Associate Professor Allison Imrie said the COVID-19 pandemic has highlighted advancements in vaccine technologies
Have we made any real progress in the past year on determining the starting point/initial cause for the spread of SARS-CoV-2, the virus that causes the disease COVID-19?
It may never be possible to identify the indexcase, that is, the first person ever infected with SARS-CoV-2 when the virus crossed from animals to humans. We already know, following the WHO trip to Wuhan recently, that there were cases as early as October 2019 outside Wuhan and that multiple variants were circulating – this indicates the virus had already been circulating for a significant period of time before a combination of events occurred and the first cluster of cases of what became known as COVID-19 was identified at the end of 2019. Zoonotic diseases – diseases of animals that can cross into humans – are well recognised and in this sense, emergence of SARS-CoV-2 and COVID-19 was not at all surprising. The WHO team has reported that there were good discussions around working together with colleagues in China and other countries to investigate further, the possible points of entry of this virus into humans – including looking more closely at risks associated with wildlife trade for food, furs and traditional medicine. There was consensus that the virus was not an escapee from the Wuhan Institute of Virology, which is again not at all surprising.

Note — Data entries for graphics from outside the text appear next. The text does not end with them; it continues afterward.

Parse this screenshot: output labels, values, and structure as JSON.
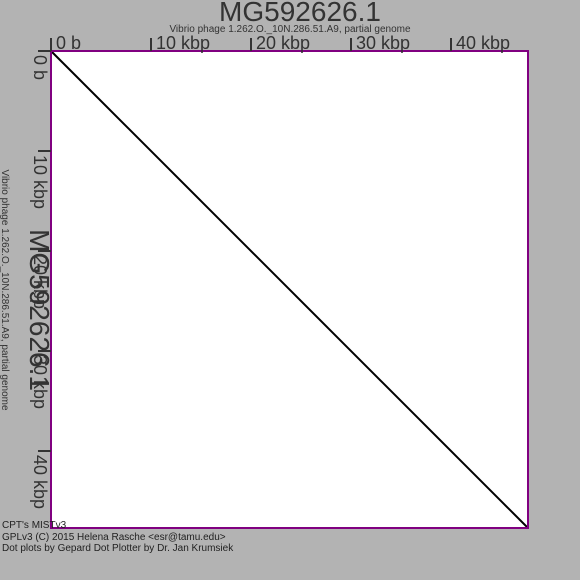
{
  "colors": {
    "background": "#b3b3b3",
    "plot_background": "#ffffff",
    "frame": "#800080",
    "line": "#000000",
    "text": "#333333"
  },
  "chart_data": {
    "type": "line",
    "title": "MG592626.1",
    "subtitle": "Vibrio phage 1.262.O._10N.286.51.A9, partial genome",
    "x_axis": {
      "title": "MG592626.1",
      "subtitle": "Vibrio phage 1.262.O._10N.286.51.A9, partial genome",
      "ticks": [
        0,
        10000,
        20000,
        30000,
        40000
      ],
      "tick_labels": [
        "0 b",
        "10 kbp",
        "20 kbp",
        "30 kbp",
        "40 kbp"
      ],
      "range": [
        0,
        47700
      ],
      "position": "top"
    },
    "y_axis": {
      "title": "MG592626.1",
      "subtitle": "Vibrio phage 1.262.O._10N.286.51.A9, partial genome",
      "ticks": [
        0,
        10000,
        20000,
        30000,
        40000
      ],
      "tick_labels": [
        "0 b",
        "10 kbp",
        "20 kbp",
        "30 kbp",
        "40 kbp"
      ],
      "range": [
        0,
        47700
      ],
      "position": "left",
      "direction": "top-to-bottom"
    },
    "series": [
      {
        "x": [
          0,
          47700
        ],
        "y": [
          0,
          47700
        ]
      }
    ],
    "grid": false
  },
  "credits": [
    "CPT's MISTv3",
    "GPLv3 (C) 2015 Helena Rasche <esr@tamu.edu>",
    "Dot plots by Gepard Dot Plotter by Dr. Jan Krumsiek"
  ]
}
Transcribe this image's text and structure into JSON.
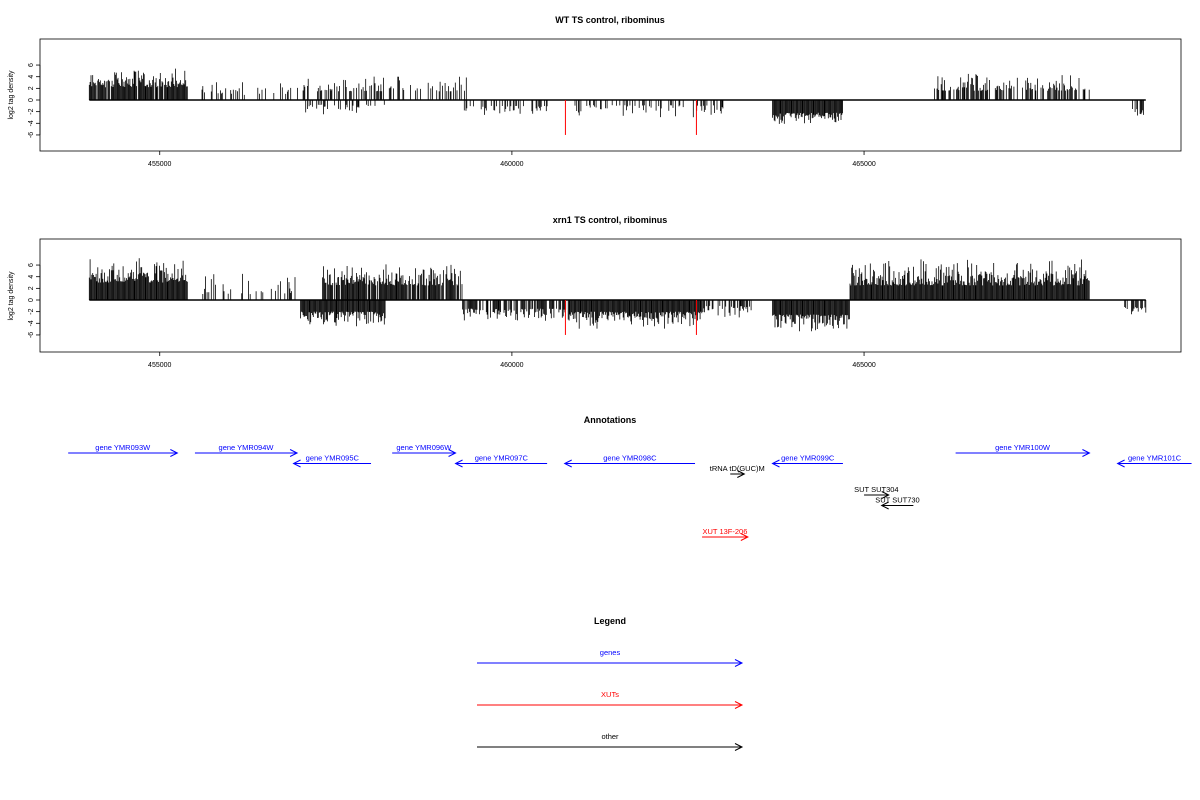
{
  "chart_data": [
    {
      "type": "bar",
      "title": "WT TS control, ribominus",
      "ylabel": "log2 tag density",
      "xlim": [
        453300,
        469500
      ],
      "ylim": [
        -6,
        8
      ],
      "x_ticks": [
        455000,
        460000,
        465000
      ],
      "x_tick_labels": [
        "455000",
        "460000",
        "465000"
      ],
      "y_ticks": [
        6,
        4,
        2,
        0,
        -2,
        -4,
        -6
      ],
      "y_tick_labels": [
        "6",
        "4",
        "2",
        "0",
        "-2",
        "-4",
        "-6"
      ],
      "grid": false,
      "bar_color": "#000000",
      "highlight_color": "#ff0000",
      "positive_regions": [
        {
          "from": 454000,
          "to": 455400,
          "density": 0.95,
          "max": 5.5,
          "base": 2.2
        },
        {
          "from": 455600,
          "to": 457000,
          "density": 0.22,
          "max": 3.5,
          "base": 0.8
        },
        {
          "from": 457000,
          "to": 459400,
          "density": 0.4,
          "max": 4.2,
          "base": 1.5
        },
        {
          "from": 466000,
          "to": 468200,
          "density": 0.6,
          "max": 4.6,
          "base": 1.6
        }
      ],
      "negative_regions": [
        {
          "from": 457000,
          "to": 458200,
          "density": 0.25,
          "max": 2.5,
          "base": 0.8
        },
        {
          "from": 459300,
          "to": 460500,
          "density": 0.4,
          "max": 3.0,
          "base": 1.0
        },
        {
          "from": 460800,
          "to": 463000,
          "density": 0.35,
          "max": 3.0,
          "base": 0.9
        },
        {
          "from": 463700,
          "to": 464700,
          "density": 1.0,
          "max": 4.2,
          "base": 2.2
        },
        {
          "from": 468800,
          "to": 469000,
          "density": 0.6,
          "max": 2.8,
          "base": 1.5
        }
      ],
      "highlights": [
        {
          "x": 460760,
          "y": -6
        },
        {
          "x": 462620,
          "y": -6
        }
      ]
    },
    {
      "type": "bar",
      "title": "xrn1 TS control, ribominus",
      "ylabel": "log2 tag density",
      "xlim": [
        453300,
        469500
      ],
      "ylim": [
        -6,
        8
      ],
      "x_ticks": [
        455000,
        460000,
        465000
      ],
      "x_tick_labels": [
        "455000",
        "460000",
        "465000"
      ],
      "y_ticks": [
        6,
        4,
        2,
        0,
        -2,
        -4,
        -6
      ],
      "y_tick_labels": [
        "6",
        "4",
        "2",
        "0",
        "-2",
        "-4",
        "-6"
      ],
      "grid": false,
      "bar_color": "#000000",
      "highlight_color": "#ff0000",
      "positive_regions": [
        {
          "from": 454000,
          "to": 455400,
          "density": 1.0,
          "max": 7.3,
          "base": 3.0
        },
        {
          "from": 455600,
          "to": 457000,
          "density": 0.28,
          "max": 5.0,
          "base": 1.0
        },
        {
          "from": 457300,
          "to": 459300,
          "density": 0.9,
          "max": 6.4,
          "base": 2.5
        },
        {
          "from": 464800,
          "to": 468200,
          "density": 1.0,
          "max": 7.1,
          "base": 2.5
        }
      ],
      "negative_regions": [
        {
          "from": 457000,
          "to": 458200,
          "density": 1.0,
          "max": 4.5,
          "base": 2.0
        },
        {
          "from": 459300,
          "to": 460800,
          "density": 0.7,
          "max": 3.6,
          "base": 1.5
        },
        {
          "from": 460800,
          "to": 462700,
          "density": 1.0,
          "max": 5.0,
          "base": 2.0
        },
        {
          "from": 462700,
          "to": 463400,
          "density": 0.5,
          "max": 3.0,
          "base": 1.0
        },
        {
          "from": 463700,
          "to": 464800,
          "density": 1.0,
          "max": 6.0,
          "base": 2.5
        },
        {
          "from": 468700,
          "to": 469000,
          "density": 0.6,
          "max": 2.5,
          "base": 1.2
        }
      ],
      "highlights": [
        {
          "x": 460760,
          "y": -6
        },
        {
          "x": 462620,
          "y": -6
        }
      ]
    }
  ],
  "annotations": {
    "title": "Annotations",
    "features": [
      {
        "label": "gene YMR093W",
        "from": 453700,
        "to": 455250,
        "strand": "+",
        "color": "#0000ff",
        "row": 0
      },
      {
        "label": "gene YMR094W",
        "from": 455500,
        "to": 456950,
        "strand": "+",
        "color": "#0000ff",
        "row": 0
      },
      {
        "label": "gene YMR095C",
        "from": 456900,
        "to": 458000,
        "strand": "-",
        "color": "#0000ff",
        "row": 1
      },
      {
        "label": "gene YMR096W",
        "from": 458300,
        "to": 459200,
        "strand": "+",
        "color": "#0000ff",
        "row": 0
      },
      {
        "label": "gene YMR097C",
        "from": 459200,
        "to": 460500,
        "strand": "-",
        "color": "#0000ff",
        "row": 1
      },
      {
        "label": "gene YMR098C",
        "from": 460750,
        "to": 462600,
        "strand": "-",
        "color": "#0000ff",
        "row": 1
      },
      {
        "label": "tRNA tD(GUC)M",
        "from": 463100,
        "to": 463300,
        "strand": "+",
        "color": "#000000",
        "row": 2
      },
      {
        "label": "gene YMR099C",
        "from": 463700,
        "to": 464700,
        "strand": "-",
        "color": "#0000ff",
        "row": 1
      },
      {
        "label": "SUT SUT304",
        "from": 465000,
        "to": 465350,
        "strand": "+",
        "color": "#000000",
        "row": 4
      },
      {
        "label": "SUT SUT730",
        "from": 465250,
        "to": 465700,
        "strand": "-",
        "color": "#000000",
        "row": 5
      },
      {
        "label": "gene YMR100W",
        "from": 466300,
        "to": 468200,
        "strand": "+",
        "color": "#0000ff",
        "row": 0
      },
      {
        "label": "gene YMR101C",
        "from": 468600,
        "to": 469650,
        "strand": "-",
        "color": "#0000ff",
        "row": 1
      },
      {
        "label": "XUT 13F-206",
        "from": 462700,
        "to": 463350,
        "strand": "+",
        "color": "#ff0000",
        "row": 8
      }
    ]
  },
  "legend": {
    "title": "Legend",
    "items": [
      {
        "label": "genes",
        "color": "#0000ff"
      },
      {
        "label": "XUTs",
        "color": "#ff0000"
      },
      {
        "label": "other",
        "color": "#000000"
      }
    ]
  }
}
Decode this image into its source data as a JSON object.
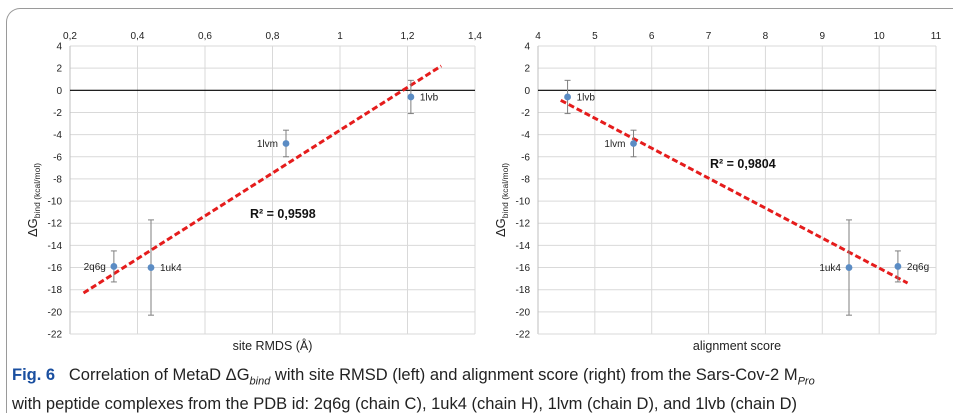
{
  "chart_data": [
    {
      "type": "scatter",
      "xlabel": "site RMDS (Å)",
      "ylabel": "ΔG",
      "ylabel_sub": "bind (kcal/mol)",
      "xlim": [
        0.2,
        1.4
      ],
      "ylim": [
        -22,
        4
      ],
      "x_ticks": [
        "0,2",
        "0,4",
        "0,6",
        "0,8",
        "1",
        "1,2",
        "1,4"
      ],
      "y_ticks": [
        "4",
        "2",
        "0",
        "-2",
        "-4",
        "-6",
        "-8",
        "-10",
        "-12",
        "-14",
        "-16",
        "-18",
        "-20",
        "-22"
      ],
      "grid": true,
      "points": [
        {
          "label": "2q6g",
          "x": 0.33,
          "y": -15.9,
          "err": 1.4
        },
        {
          "label": "1uk4",
          "x": 0.44,
          "y": -16.0,
          "err": 4.3
        },
        {
          "label": "1lvm",
          "x": 0.84,
          "y": -4.8,
          "err": 1.2
        },
        {
          "label": "1lvb",
          "x": 1.21,
          "y": -0.6,
          "err": 1.5
        }
      ],
      "trendline": {
        "x": [
          0.24,
          1.3
        ],
        "y": [
          -18.3,
          2.2
        ]
      },
      "r2": "R² = 0,9598"
    },
    {
      "type": "scatter",
      "xlabel": "alignment score",
      "ylabel": "ΔG",
      "ylabel_sub": "bind (kcal/mol)",
      "xlim": [
        4,
        11
      ],
      "ylim": [
        -22,
        4
      ],
      "x_ticks": [
        "4",
        "5",
        "6",
        "7",
        "8",
        "9",
        "10",
        "11"
      ],
      "y_ticks": [
        "4",
        "2",
        "0",
        "-2",
        "-4",
        "-6",
        "-8",
        "-10",
        "-12",
        "-14",
        "-16",
        "-18",
        "-20",
        "-22"
      ],
      "grid": true,
      "points": [
        {
          "label": "1lvb",
          "x": 4.52,
          "y": -0.6,
          "err": 1.5
        },
        {
          "label": "1lvm",
          "x": 5.68,
          "y": -4.8,
          "err": 1.2
        },
        {
          "label": "1uk4",
          "x": 9.47,
          "y": -16.0,
          "err": 4.3
        },
        {
          "label": "2q6g",
          "x": 10.33,
          "y": -15.9,
          "err": 1.4
        }
      ],
      "trendline": {
        "x": [
          4.4,
          10.5
        ],
        "y": [
          -0.9,
          -17.4
        ]
      },
      "r2": "R² = 0,9804"
    }
  ],
  "caption": {
    "fig_label": "Fig. 6",
    "text_1": "Correlation of MetaD ΔG",
    "text_1_sub": "bind",
    "text_2": " with site RMSD (left) and alignment score (right) from the Sars-Cov-2 M",
    "text_2_sub": "Pro",
    "text_3": "with peptide complexes from the PDB id: 2q6g (chain C), 1uk4 (chain H), 1lvm (chain D), and 1lvb (chain D)"
  },
  "colors": {
    "point": "#5b8cc4",
    "trendline": "#e51c1c",
    "grid": "#d9d9d9",
    "zero_line": "#000000",
    "error_bar": "#7f7f7f",
    "caption_label": "#1a4fa0"
  }
}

“It is important to remind ourselves that the virus is now circulating globally and that we should focus on our current and future efforts to control transmission.”
Associate Professor Allison Imrie
Are we now better equipped to detect early and respond to a similar emerging new virus?
It is important to remind ourselves that the virus is now circulating globally and that we should focus on our current and future efforts to control transmission, enhance clinical care, and understand disease pathogenesis. It’s also good to remind ourselves that index cases have not been identified for other pandemics, such as HIV/AIDS when it emerged in 1981.
How long did it take Australia to recover from the health impacts of the 1918-1919 Spanish Flu pandemic?
Unemployment rates increased in 1919, the peak coinciding with flu-related death rates that year. Unemployment rates fell sharply with the end of the pandemic in 1919 and the labour market recovered very quickly without any obvious long term effects. However, the impacts of the 1918 pandemic on GDP were more difficult to identify without controlling for other factors that would influence economic growth.
Could it take Australia a similar period to recover from the health impacts of the COVID-19 pandemic?
The Australian economy is very different now, to what it was in 1918, and our understanding of how to diagnose and treat disease is much more advanced. However, the rapid economic recovery following the 1918 pandemic indicates that a rapid response from a pandemic caused by a novel, virulent emergent virus is possible.